AMP - Sinyal akan bergabungnya Partai Aceh (PA) dengan gubernur dan wakil gubernur terpilih hasil Pilkada 2017, Irwandi Yusuf-Nova Iriansyah dalam mengelola Pemerintah Aceh periode mendatang, mulai didegungkan. Ketua Fraksi PA di DPRA, Kautsar Muhammad Yus menegaskan bahwa Fraksi PA DPRA siap berkoalisi dengan Irwandi-Nova untuk membangun Aceh yang lebih baik.
Pernyataan mengejutkan itu disampaikan Kautsar kepada Serambi secara khusus saat diwawancarai di salah satu kafe di Banda Aceh, Kamis (6/4) siang.
“Saya berbicara atas nama ketua fraksi. Kita semua harus move on. Semua yang terlibat dalam pilkada sudah saatnya kita saling bergandeng tangan untuk membawa Aceh ini ke arah yang lebih baik,” kata Kautsar.

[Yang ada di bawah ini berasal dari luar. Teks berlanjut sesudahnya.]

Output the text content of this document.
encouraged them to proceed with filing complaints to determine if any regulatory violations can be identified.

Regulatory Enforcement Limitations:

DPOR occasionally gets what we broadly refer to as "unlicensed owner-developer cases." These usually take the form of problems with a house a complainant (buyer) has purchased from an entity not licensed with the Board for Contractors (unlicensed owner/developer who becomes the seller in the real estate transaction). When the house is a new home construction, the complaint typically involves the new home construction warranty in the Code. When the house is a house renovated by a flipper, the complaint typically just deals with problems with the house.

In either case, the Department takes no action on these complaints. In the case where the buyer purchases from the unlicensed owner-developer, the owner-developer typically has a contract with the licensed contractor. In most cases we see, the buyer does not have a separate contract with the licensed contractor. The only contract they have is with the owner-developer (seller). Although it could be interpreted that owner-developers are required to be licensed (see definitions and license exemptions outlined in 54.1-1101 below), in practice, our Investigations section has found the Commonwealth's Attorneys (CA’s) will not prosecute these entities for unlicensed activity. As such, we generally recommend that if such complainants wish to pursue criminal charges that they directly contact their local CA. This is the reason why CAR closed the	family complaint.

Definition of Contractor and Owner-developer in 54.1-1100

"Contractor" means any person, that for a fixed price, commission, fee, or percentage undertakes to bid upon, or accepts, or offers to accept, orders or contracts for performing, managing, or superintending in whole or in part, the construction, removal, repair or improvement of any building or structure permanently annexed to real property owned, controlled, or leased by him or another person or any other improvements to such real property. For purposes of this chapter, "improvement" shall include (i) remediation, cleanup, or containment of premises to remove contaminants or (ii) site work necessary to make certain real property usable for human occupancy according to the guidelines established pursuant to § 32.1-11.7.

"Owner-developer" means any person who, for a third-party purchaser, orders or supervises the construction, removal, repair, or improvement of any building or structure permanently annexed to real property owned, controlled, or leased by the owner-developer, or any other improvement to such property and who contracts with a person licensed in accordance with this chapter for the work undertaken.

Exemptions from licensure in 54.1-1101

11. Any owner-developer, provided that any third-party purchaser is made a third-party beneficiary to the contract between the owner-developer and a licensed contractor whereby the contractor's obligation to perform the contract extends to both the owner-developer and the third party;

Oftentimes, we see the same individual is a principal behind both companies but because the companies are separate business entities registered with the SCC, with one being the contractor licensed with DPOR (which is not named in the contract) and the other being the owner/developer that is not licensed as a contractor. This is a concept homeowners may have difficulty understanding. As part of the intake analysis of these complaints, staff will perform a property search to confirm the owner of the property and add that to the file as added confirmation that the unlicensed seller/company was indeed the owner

Ia tak menampik bahwa sejauh ini belum ada instruksi dari pimpinan PA apakah partai itu ke depan akan berkoalisi atau menjadi partai oposisi dari pemerintah Irwandi-Nova. Namun, jika merujuk pada pertemuan terbatas antara Irwandi dan Muzakir Manaf alias Mualem pada 22 Februari lalu, rasa-rasanya PA akan mendukung dan berkoalisi dengan pemerintahan Irwandi-Nova untuk periode 2017-2022.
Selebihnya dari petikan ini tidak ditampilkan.